Confused billion souls

Sometimes all I wanna do is cry. And I don't know if crying will help too, because there's so much of this spent up energy, that buried self of yours
Staring out at you from the hooded eyes. It's so much different now. From what I was, to what I've become? The carousel is still turning round and round, the life around changed, I've grown up, but the inside me is still the same. I struggle to find myself in this game of pretension, to discover the true potential.

Photographs over the years have depicted me more deeply than I'd thought, from long hair to short, then again long, the fringes ;the pony tails. The transition is smooth and shiny, it's even glossy on the screen. What I notice is though very revealing. The tear stained face, the swollen eyes, the listless pale appearance. Behind the glossy screen is a ghostly appearance of an amateur girl, innocent no more.

The ride is bumpy, giving scars, making the foundation strong. Or is it just a mask? The swings go up and down, sometimes fast and sometimes calm. I see people. My people.

When I compete one round, I see them no more. They're gone. I'm still moving around, still going ahead.

How long can I do this without breaking apart?

How long, before my mind whirls and I fall sheepishly on the ground?

How long to endure the test?

How far will it go? Not much if you see, it's the same circular motion, repeatedly going on.

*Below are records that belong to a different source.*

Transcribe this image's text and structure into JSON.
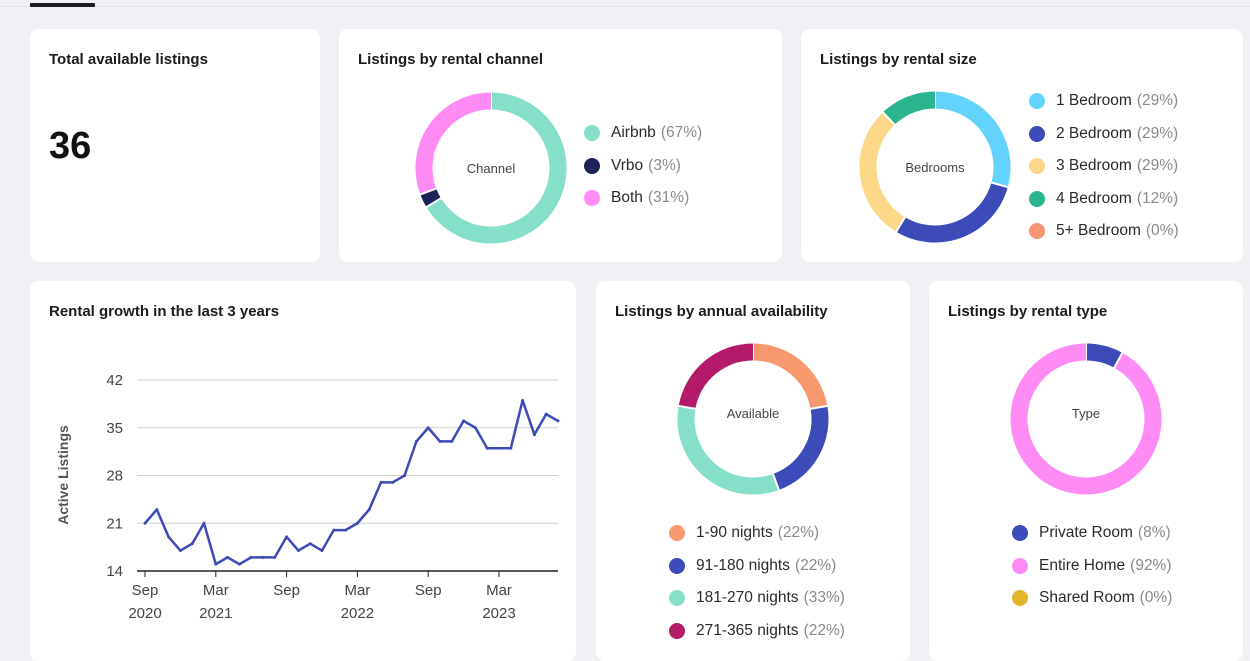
{
  "total": {
    "title": "Total available listings",
    "value": "36"
  },
  "channel": {
    "title": "Listings by rental channel",
    "center": "Channel",
    "legend": [
      {
        "label": "Airbnb",
        "pct": "(67%)",
        "value": 67,
        "color": "#86dfc9"
      },
      {
        "label": "Vrbo",
        "pct": "(3%)",
        "value": 3,
        "color": "#1d2357"
      },
      {
        "label": "Both",
        "pct": "(31%)",
        "value": 31,
        "color": "#ff8cf5"
      }
    ]
  },
  "size": {
    "title": "Listings by rental size",
    "center": "Bedrooms",
    "legend": [
      {
        "label": "1 Bedroom",
        "pct": "(29%)",
        "value": 29,
        "color": "#63d3fb"
      },
      {
        "label": "2 Bedroom",
        "pct": "(29%)",
        "value": 29,
        "color": "#3c4bb8"
      },
      {
        "label": "3 Bedroom",
        "pct": "(29%)",
        "value": 29,
        "color": "#fdd888"
      },
      {
        "label": "4 Bedroom",
        "pct": "(12%)",
        "value": 12,
        "color": "#2bb58f"
      },
      {
        "label": "5+ Bedroom",
        "pct": "(0%)",
        "value": 0,
        "color": "#f79575"
      }
    ]
  },
  "growth": {
    "title": "Rental growth in the last 3 years",
    "chart_data": {
      "type": "line",
      "ylabel": "Active Listings",
      "xlabel": "",
      "ylim": [
        14,
        42
      ],
      "yticks": [
        14,
        21,
        28,
        35,
        42
      ],
      "xticks": [
        {
          "line1": "Sep",
          "line2": "2020",
          "index": 0
        },
        {
          "line1": "Mar",
          "line2": "2021",
          "index": 6
        },
        {
          "line1": "Sep",
          "line2": "",
          "index": 12
        },
        {
          "line1": "Mar",
          "line2": "2022",
          "index": 18
        },
        {
          "line1": "Sep",
          "line2": "",
          "index": 24
        },
        {
          "line1": "Mar",
          "line2": "2023",
          "index": 30
        }
      ],
      "color": "#3c4bb8",
      "series": [
        {
          "values": [
            21,
            23,
            19,
            17,
            18,
            21,
            15,
            16,
            15,
            16,
            16,
            16,
            19,
            17,
            18,
            17,
            20,
            20,
            21,
            23,
            27,
            27,
            28,
            33,
            35,
            33,
            33,
            36,
            35,
            32,
            32,
            32,
            39,
            34,
            37,
            36
          ]
        }
      ]
    }
  },
  "availability": {
    "title": "Listings by annual availability",
    "center": "Available",
    "legend": [
      {
        "label": "1-90 nights",
        "pct": "(22%)",
        "value": 22,
        "color": "#f7986f"
      },
      {
        "label": "91-180 nights",
        "pct": "(22%)",
        "value": 22,
        "color": "#3c4bb8"
      },
      {
        "label": "181-270 nights",
        "pct": "(33%)",
        "value": 33,
        "color": "#86dfc9"
      },
      {
        "label": "271-365 nights",
        "pct": "(22%)",
        "value": 22,
        "color": "#b41a6a"
      }
    ]
  },
  "type": {
    "title": "Listings by rental type",
    "center": "Type",
    "legend": [
      {
        "label": "Private Room",
        "pct": "(8%)",
        "value": 8,
        "color": "#3c4bb8"
      },
      {
        "label": "Entire Home",
        "pct": "(92%)",
        "value": 92,
        "color": "#ff8cf5"
      },
      {
        "label": "Shared Room",
        "pct": "(0%)",
        "value": 0,
        "color": "#e2b62c"
      }
    ]
  }
}
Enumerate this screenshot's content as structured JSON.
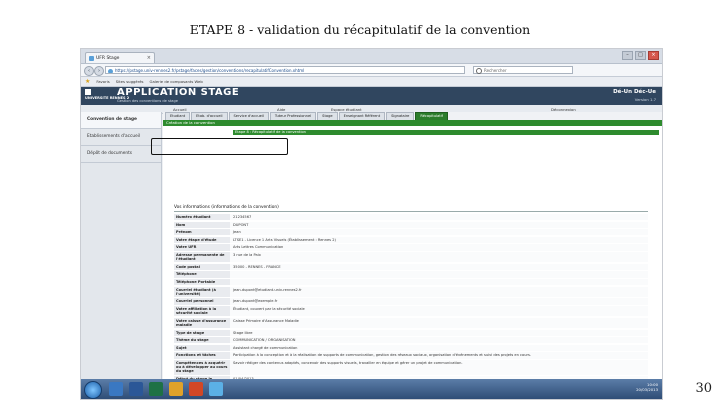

I stopped at the second when I saw her going (my so called school friend).

I stopped a few moments, maybe more when I was heartbroken.
I begged for it to stop, but I realized more than anything I wanted it to go on. To not give me time to tumble into pieces. It indefinitely did.

I stopped to catch a breath when I heard it, when I saw it, when that was for the first time I'd seen something like that. I didn't know what to do. It was still moving, my people leaving me.

The constant motion made my head spin, I cried and begged, I blamed and cursed, I resisted and fell, I saw the motion continue, just this time without me.

I was off the game.

I got up and jumped on, for the desperation to be better was higher than breaking point. I shut my doors of zero vision. I got scared of being alone, I didn't trust myself enough to trust anyone else.

I noticed myself fainting, the carousel never stopped moving, I could never get off. And I couldn't recognize myself anymore.

A quaint figure, merely riding on a carousel.